İlk cinayetiydi bu Orhan Aksoy'un. Kurbanı ise ev arkadaşı Mehmet Yeşilyayla. Romen asıllı Mine adında bir karısı, Esen ve Esin adında iki kızı var. 17 Ağustos'a kadar hayatı pürüzsüzdü. Depremden sonra dünyası altüst oldu. Çok korkmuştu. Önce işleri bozuldu ardından da evinin düzeni. Karısını ve kızlarını Romanya'ya gönderdi. Fatih'teki evini Kız Kulesi'nde komilik yapan arkadaşı Mehmet Yeşilyayla'yla paylaşıyordu.

Bu tek düzelikte, Orhan Aksoy'un hayatına hareket getiren tek şey cep telefonunun kaybolması oldu.
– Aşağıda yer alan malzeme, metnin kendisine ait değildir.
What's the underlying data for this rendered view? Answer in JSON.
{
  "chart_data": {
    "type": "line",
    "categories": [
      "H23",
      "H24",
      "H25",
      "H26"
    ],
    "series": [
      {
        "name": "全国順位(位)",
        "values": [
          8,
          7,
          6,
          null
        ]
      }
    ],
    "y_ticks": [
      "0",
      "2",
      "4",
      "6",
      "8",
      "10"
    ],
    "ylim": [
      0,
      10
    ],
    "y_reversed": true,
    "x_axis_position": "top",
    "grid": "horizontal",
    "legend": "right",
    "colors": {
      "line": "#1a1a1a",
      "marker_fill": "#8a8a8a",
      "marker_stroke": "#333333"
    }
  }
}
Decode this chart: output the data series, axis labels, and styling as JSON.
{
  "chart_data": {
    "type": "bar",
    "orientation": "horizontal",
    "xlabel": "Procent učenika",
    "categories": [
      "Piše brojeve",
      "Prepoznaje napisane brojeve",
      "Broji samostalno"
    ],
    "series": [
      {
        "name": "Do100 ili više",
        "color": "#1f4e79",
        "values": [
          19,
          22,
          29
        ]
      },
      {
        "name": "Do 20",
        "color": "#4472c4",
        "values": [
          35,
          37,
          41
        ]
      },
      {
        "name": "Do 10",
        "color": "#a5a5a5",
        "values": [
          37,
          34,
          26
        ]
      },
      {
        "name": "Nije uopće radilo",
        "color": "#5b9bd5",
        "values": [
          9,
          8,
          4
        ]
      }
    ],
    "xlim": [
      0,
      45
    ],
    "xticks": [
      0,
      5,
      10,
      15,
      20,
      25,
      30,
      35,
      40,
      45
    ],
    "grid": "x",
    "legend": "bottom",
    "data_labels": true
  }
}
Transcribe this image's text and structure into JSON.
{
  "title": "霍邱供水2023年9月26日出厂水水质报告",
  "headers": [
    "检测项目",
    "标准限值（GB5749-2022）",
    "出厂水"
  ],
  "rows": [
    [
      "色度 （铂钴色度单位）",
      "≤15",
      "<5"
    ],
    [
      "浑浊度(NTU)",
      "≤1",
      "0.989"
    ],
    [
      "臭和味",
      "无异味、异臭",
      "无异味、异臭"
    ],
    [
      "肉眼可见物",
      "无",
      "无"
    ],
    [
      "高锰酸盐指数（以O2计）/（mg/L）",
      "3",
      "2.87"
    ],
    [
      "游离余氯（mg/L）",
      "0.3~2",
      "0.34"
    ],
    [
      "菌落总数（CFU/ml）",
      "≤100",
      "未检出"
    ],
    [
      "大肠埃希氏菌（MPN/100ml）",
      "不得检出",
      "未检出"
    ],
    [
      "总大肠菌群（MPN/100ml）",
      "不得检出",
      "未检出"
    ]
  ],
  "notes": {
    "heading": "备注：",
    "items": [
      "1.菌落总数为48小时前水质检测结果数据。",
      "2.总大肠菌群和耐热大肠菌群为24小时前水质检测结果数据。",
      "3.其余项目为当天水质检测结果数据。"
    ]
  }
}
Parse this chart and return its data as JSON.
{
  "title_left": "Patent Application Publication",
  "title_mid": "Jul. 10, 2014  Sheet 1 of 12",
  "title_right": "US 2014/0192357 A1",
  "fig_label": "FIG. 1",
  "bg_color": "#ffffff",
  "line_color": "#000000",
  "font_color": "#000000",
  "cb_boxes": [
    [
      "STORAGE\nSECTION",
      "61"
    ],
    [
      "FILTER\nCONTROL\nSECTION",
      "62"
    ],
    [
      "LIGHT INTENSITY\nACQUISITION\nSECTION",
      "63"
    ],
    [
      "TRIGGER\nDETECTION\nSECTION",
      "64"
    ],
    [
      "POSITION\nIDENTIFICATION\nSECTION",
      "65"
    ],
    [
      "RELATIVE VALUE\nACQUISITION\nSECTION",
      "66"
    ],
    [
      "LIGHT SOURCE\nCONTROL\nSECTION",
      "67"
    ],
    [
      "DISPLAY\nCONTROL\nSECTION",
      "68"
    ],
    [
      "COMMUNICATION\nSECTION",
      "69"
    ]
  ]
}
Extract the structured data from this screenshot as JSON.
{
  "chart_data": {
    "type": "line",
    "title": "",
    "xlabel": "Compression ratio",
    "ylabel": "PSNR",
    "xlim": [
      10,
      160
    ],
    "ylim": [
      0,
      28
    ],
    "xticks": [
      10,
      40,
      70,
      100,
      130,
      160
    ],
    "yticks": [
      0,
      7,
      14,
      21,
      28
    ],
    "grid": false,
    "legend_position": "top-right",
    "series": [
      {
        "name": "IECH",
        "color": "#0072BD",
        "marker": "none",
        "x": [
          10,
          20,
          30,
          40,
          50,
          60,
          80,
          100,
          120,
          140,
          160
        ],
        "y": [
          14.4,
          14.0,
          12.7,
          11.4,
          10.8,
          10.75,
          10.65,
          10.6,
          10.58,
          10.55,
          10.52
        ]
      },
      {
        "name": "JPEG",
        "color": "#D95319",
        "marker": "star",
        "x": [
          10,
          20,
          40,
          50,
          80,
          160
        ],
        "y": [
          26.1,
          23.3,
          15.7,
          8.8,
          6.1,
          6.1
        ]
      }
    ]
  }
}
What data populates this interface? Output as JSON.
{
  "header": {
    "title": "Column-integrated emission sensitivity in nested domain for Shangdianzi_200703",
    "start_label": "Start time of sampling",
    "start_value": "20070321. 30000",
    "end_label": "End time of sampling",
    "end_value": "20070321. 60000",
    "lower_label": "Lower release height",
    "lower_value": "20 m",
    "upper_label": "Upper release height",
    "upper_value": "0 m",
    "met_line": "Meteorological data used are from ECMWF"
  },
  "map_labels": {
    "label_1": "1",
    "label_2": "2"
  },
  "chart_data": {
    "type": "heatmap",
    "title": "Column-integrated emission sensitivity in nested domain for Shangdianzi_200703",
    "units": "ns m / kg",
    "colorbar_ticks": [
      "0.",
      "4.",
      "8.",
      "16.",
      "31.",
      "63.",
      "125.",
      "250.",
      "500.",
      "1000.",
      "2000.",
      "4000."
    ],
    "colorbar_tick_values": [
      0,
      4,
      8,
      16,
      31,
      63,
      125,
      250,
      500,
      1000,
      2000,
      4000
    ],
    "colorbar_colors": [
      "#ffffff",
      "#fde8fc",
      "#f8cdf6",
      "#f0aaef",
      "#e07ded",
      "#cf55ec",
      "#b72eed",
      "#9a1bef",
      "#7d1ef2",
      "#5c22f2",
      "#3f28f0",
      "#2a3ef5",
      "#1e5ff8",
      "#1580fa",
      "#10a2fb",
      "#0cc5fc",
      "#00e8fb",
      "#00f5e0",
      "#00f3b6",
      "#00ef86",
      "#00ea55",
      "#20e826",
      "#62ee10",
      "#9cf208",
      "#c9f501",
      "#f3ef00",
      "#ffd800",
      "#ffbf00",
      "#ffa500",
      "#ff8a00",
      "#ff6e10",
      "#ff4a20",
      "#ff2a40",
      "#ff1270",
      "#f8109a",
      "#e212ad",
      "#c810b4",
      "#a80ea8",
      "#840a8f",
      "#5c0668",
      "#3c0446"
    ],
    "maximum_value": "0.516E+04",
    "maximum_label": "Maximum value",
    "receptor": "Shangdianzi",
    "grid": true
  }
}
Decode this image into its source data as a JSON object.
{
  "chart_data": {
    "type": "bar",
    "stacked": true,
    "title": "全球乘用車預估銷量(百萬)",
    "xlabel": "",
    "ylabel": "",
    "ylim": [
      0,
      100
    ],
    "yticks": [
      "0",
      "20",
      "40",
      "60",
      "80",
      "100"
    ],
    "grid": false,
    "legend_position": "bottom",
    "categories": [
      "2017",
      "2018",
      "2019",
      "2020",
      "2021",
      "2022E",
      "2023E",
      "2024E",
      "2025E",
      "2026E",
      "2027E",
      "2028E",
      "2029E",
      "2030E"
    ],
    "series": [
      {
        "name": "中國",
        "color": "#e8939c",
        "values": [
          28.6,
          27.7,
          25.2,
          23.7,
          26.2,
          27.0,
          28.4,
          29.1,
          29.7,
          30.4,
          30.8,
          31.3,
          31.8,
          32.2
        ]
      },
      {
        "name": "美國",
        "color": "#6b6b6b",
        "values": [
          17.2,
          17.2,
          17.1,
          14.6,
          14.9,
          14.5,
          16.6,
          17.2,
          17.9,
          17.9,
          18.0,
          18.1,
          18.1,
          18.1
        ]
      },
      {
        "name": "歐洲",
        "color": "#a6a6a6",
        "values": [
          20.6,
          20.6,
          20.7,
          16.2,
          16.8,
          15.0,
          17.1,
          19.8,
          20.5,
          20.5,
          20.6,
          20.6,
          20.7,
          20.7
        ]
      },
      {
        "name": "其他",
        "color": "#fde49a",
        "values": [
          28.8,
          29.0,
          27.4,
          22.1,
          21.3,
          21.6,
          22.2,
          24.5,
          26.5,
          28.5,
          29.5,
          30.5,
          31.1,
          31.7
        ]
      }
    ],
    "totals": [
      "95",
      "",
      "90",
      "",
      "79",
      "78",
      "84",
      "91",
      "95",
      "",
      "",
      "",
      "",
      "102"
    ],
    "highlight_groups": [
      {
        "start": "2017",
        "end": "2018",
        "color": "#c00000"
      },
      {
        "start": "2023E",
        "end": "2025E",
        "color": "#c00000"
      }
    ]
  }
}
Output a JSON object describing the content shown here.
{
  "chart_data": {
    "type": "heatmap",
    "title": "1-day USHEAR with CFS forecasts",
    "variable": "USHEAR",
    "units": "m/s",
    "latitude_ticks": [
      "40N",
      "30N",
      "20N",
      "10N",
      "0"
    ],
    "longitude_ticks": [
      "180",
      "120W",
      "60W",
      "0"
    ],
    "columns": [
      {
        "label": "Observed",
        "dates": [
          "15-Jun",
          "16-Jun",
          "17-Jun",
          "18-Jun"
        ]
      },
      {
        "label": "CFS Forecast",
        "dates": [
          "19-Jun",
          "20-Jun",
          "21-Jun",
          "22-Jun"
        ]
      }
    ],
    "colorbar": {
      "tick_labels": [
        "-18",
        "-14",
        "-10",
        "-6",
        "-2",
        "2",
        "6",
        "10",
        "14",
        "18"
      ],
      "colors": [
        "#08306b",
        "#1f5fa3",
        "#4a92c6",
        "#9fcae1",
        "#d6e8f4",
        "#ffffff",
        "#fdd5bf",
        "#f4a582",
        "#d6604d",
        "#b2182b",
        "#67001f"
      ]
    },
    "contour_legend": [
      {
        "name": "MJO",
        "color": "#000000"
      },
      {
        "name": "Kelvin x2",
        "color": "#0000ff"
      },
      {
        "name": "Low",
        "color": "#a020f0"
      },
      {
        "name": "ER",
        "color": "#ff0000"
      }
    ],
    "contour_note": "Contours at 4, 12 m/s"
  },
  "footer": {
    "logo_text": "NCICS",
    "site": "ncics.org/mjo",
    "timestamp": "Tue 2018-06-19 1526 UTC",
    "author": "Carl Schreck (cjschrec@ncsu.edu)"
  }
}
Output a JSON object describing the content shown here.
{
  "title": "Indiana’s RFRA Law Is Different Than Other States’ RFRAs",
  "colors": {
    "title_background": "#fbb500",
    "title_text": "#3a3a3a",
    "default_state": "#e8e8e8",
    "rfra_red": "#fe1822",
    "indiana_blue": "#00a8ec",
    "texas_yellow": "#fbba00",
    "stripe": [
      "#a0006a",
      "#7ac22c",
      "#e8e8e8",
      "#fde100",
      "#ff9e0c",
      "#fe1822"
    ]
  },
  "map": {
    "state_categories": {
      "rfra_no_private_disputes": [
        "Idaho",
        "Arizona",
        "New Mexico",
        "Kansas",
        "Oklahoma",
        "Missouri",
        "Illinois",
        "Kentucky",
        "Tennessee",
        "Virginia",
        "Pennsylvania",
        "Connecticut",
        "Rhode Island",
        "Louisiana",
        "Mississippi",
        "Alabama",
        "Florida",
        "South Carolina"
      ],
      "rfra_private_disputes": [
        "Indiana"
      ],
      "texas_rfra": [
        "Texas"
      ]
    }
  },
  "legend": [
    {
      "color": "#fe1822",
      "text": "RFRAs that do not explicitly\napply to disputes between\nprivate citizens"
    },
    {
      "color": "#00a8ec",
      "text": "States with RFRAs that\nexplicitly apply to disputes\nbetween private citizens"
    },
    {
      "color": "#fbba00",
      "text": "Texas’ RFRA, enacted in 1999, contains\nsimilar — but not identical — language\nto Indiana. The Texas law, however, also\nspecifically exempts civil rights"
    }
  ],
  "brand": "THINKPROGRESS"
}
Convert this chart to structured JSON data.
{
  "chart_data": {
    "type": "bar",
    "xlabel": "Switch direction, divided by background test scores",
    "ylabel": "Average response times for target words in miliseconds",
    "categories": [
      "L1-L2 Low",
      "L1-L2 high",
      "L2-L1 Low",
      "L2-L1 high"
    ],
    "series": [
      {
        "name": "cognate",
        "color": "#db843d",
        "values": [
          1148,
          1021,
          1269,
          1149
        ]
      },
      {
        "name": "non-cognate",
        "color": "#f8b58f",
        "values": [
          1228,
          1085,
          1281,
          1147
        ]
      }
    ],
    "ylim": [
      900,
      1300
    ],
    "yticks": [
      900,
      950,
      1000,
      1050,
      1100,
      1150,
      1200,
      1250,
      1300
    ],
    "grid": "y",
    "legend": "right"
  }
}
Orhan'a göre telefon çalınmıştı ve suçlu da ev arkadaşı Mehmet Yeşilyayla'ydı. Bir süre sonra telefon bulundu. Demek Mehmet korkup geri getirmişti. Aşağılık bir hırsızdı ve cezalandırılmalıydı. Yukarıdaki sahnede anlatıldığı şekilde öldürdü Mehmet'i bir akşam. Sonra elbiselerini çıkardı, çıplak vücudunu küvete yatırdı. Günlerce suda bekletti, kokuyu engelledi, çürümeyi çabuklaştırdı. O arada cansız bedenle sürekli sohbet etti. Orhan Aksoy yakalandıktan sonra polise verdiği ifade doğrultusunda Mehmet Yeşilyayla Kocasinan'da gömüldüğü yerden çıkartıldığında tanınmayacak hale gelmişti.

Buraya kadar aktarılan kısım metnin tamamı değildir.